Voor het eerst in de geschiedenis telt Spanje meer dan één miljoen Latijns-Amerikanen die officieel werken en zijn aangesloten bij de Spaanse sociale zekerheid. Deze mijlpaal markeert de groeiende aanwezigheid van Latijns-Amerikaanse werknemers in het land, die inmiddels een van de belangrijkste groepen vormen op de Spaanse arbeidsmarkt.
De meeste geregistreerde werkenden komen uit Colombia (ongeveer 253.000), Venezuela (ruim 207.000), Peru (99.000), Ecuador (76.000) en Argentinië (69.000). Ook uit landen als Honduras, Paraguay, Brazilië, Cuba en Bolivia komen tienduizenden mensen die in Spanje werk hebben gevonden.
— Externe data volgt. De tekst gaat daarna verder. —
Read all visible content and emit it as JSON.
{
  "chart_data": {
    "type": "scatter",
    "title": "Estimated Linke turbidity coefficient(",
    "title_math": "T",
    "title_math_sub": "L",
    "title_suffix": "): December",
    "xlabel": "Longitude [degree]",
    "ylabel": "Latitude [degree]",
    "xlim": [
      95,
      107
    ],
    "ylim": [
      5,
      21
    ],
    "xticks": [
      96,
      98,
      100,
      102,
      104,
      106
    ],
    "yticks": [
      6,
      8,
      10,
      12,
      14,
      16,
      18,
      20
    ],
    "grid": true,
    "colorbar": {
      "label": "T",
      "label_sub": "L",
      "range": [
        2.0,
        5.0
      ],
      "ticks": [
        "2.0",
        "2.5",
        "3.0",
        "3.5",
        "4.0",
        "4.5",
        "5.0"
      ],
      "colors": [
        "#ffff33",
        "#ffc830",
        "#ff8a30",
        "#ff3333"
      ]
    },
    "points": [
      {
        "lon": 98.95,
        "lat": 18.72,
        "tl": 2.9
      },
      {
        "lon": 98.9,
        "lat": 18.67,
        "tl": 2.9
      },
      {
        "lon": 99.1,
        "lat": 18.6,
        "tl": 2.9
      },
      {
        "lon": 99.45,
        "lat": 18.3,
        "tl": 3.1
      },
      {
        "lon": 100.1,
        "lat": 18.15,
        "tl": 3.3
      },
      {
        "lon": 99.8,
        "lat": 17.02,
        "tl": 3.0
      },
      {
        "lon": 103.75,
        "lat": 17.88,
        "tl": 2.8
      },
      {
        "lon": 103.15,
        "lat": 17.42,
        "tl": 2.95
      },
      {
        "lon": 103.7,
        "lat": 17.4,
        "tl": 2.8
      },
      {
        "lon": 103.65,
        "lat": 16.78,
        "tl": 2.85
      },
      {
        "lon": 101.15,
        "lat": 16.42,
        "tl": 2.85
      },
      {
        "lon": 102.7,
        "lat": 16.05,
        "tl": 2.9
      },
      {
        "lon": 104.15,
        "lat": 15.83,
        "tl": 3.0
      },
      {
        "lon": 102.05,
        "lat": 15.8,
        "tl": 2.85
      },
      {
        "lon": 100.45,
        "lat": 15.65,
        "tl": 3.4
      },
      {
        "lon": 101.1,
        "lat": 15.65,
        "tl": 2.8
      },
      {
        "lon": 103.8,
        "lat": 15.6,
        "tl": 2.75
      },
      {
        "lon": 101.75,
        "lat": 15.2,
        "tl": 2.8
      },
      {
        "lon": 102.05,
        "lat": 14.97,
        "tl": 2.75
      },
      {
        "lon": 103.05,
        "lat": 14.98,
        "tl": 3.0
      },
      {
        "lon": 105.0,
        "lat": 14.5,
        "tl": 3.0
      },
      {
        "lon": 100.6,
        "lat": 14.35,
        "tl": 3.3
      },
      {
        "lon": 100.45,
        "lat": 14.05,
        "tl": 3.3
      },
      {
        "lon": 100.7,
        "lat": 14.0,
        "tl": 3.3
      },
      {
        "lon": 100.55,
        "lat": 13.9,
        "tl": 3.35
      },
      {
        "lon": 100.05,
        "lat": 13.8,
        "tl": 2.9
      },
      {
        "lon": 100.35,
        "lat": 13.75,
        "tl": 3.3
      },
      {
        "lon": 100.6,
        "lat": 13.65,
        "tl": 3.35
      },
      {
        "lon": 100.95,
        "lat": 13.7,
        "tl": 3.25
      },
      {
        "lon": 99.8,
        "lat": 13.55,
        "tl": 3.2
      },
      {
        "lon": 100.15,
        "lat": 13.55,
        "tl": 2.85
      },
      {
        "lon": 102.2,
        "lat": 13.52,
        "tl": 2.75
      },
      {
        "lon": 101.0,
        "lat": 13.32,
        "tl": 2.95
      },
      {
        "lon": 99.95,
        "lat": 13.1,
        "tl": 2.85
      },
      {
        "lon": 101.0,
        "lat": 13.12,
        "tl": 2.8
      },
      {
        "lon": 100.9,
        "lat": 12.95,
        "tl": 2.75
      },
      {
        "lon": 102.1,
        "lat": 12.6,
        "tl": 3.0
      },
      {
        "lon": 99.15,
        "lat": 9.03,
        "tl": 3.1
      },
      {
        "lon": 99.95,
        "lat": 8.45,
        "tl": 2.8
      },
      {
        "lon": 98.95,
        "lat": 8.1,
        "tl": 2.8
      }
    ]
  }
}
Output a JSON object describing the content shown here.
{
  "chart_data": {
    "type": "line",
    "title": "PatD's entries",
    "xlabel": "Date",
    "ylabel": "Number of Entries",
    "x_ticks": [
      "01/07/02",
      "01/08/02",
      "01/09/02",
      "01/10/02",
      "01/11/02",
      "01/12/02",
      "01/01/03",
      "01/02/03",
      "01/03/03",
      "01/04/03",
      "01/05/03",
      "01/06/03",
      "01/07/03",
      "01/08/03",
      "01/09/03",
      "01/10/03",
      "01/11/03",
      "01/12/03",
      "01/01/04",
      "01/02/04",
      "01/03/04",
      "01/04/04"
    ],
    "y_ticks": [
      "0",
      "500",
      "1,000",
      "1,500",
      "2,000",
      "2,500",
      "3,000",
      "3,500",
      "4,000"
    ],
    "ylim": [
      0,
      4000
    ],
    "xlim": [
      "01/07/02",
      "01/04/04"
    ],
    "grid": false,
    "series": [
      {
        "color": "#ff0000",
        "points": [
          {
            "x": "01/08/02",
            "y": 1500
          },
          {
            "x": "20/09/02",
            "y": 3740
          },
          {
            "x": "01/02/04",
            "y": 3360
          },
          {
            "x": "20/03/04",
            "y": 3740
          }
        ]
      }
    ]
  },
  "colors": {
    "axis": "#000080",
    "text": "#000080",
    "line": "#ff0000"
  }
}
De horeca is veruit de grootste werkgever onder deze groep. Bijna een kwart van de Venezolanen en Argentijnen werkt in cafés, restaurants of hotels. Ook Colombianen en Peruanen zijn sterk vertegenwoordigd in deze sector. Daarnaast zijn veel Latijns-Amerikanen actief in de handel en de bouw, vooral Ecuadorianen die vaak al sinds het begin van deze eeuw in Spanje wonen.
De gemiddelde leeftijd van deze werkenden ligt laag: de helft is 34 jaar of jonger. Dat wijst op een jonge beroepsbevolking die een belangrijke rol speelt in de Spaanse economie. Alleen bij Ecuadorianen ligt de leeftijd gemiddeld iets hoger, omdat zij tot de eerste migratiegolven behoorden.
De meeste Latijns-Amerikaanse werknemers wonen in de regio Madrid, waar zij samen ongeveer 5 procent van alle werkenden vertegenwoordigen. Andere regio’s zoals Catalonië en Andalusië trekken ook veel werknemers aan, terwijl in gebieden als Extremadura of La Rioja de aantallen beperkt blijven.
Volgens officiële cijfers waren er in september 1.062.000 Latijns-Amerikanen aangesloten bij de Spaanse sociale zekerheid. Het nationale statistiekbureau schat echter dat, inclusief mensen zonder officiële registratie, het werkelijke aantal al rond de 1,5 miljoen ligt. Daarmee is deze groep uitgegroeid tot een onmisbare motor van de Spaanse arbeidsmarkt.